Responding to the Great Addy Footy Survey, 43 per cent of people surveyed said it should be relaxed while 47 per cent believed it was working well and should remain as it stands.
Ten per cent of respondents were not sure.
The rule was introduced in 1994 to reduce the risk of HIV and other blood-borne diseases being transferred between players.
While infection could occur, club medical staff say the risk through contact on the field is small.
The AFL rule states that any player with blood on his body or clothing must leave the field and cannot return until bleeding has stopped and all traces of blood have been removed.
The AFL has moved to relax the rule after complaints from coaches and growing medical evidence that the odds of contracting an infection from minor cuts is minimal.
The league's football operations chief Andrew Demetriou said earlier this year that the game was being held up for unnecessary periods because umpires had no choice but to send off players however minor their abrasions.
If the push to have the rule amended next year goes ahead the change would eliminate an estimated 30 per cent of players now being sent off for blood-related incidents.
A revamp of the rule would also prevent excessive time-wasting when a player is sent from the field and is expected to be altered to allow bloodied players to leave the field over the boundary line closest to them, rather than via the interchange area.
The rule was brought sharply into focus last month after an incident between Collingwood's Nathan Buckley and Geelong's Cameron Ling.
Buckley was reported after he wiped his bloodied brow on Ling's jumper, forcing both players from the field. Buckley was suspended for one match.

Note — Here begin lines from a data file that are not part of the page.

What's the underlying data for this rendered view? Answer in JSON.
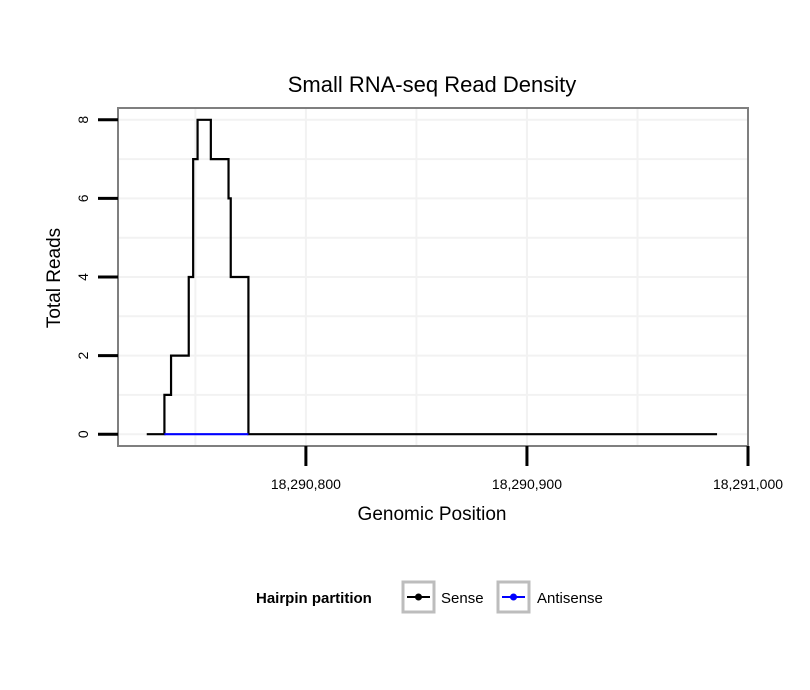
{
  "chart_data": {
    "type": "line",
    "title": "Small RNA-seq Read Density",
    "xlabel": "Genomic Position",
    "ylabel": "Total Reads",
    "xlim": [
      18290715,
      18291000
    ],
    "ylim": [
      -0.3,
      8.3
    ],
    "x_ticks": [
      18290800,
      18290900,
      18291000
    ],
    "x_tick_labels": [
      "18,290,800",
      "18,290,900",
      "18,291,000"
    ],
    "y_ticks": [
      0,
      2,
      4,
      6,
      8
    ],
    "y_tick_labels": [
      "0",
      "2",
      "4",
      "6",
      "8"
    ],
    "grid": true,
    "legend": {
      "title": "Hairpin partition",
      "position": "bottom",
      "entries": [
        "Sense",
        "Antisense"
      ]
    },
    "series": [
      {
        "name": "Sense",
        "color": "#000000",
        "x": [
          18290728,
          18290736,
          18290736,
          18290739,
          18290739,
          18290743,
          18290743,
          18290747,
          18290747,
          18290749,
          18290749,
          18290751,
          18290751,
          18290752,
          18290752,
          18290757,
          18290757,
          18290765,
          18290765,
          18290766,
          18290766,
          18290768,
          18290768,
          18290774,
          18290774,
          18290986
        ],
        "y": [
          0,
          0,
          1,
          1,
          2,
          2,
          2,
          2,
          4,
          4,
          7,
          7,
          8,
          8,
          8,
          8,
          7,
          7,
          6,
          6,
          4,
          4,
          4,
          4,
          0,
          0
        ]
      },
      {
        "name": "Antisense",
        "color": "#0000ff",
        "x": [
          18290736,
          18290774
        ],
        "y": [
          0,
          0
        ]
      }
    ]
  }
}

Meanwhile, respondents to the Addy survey were also split on the standard of AFL umpiring.
It would be hard to get too many fans to say a good word about the men in white, but at least 44 per cent agreed the standard had neither improved nor deteriorated this season.
But 44 per cent of respondents said it had gone downhill.
Only 15 per cent said it had improved.
The AFL did get it right when it increased the minimum kicking distance from 10 metres to 15 metres this year, according to the Addy football poll.
Fifty-eight per cent of respondents said it was an improvement to the game while 28 per cent said it wasn't. Fourteen per cent said they were not sure.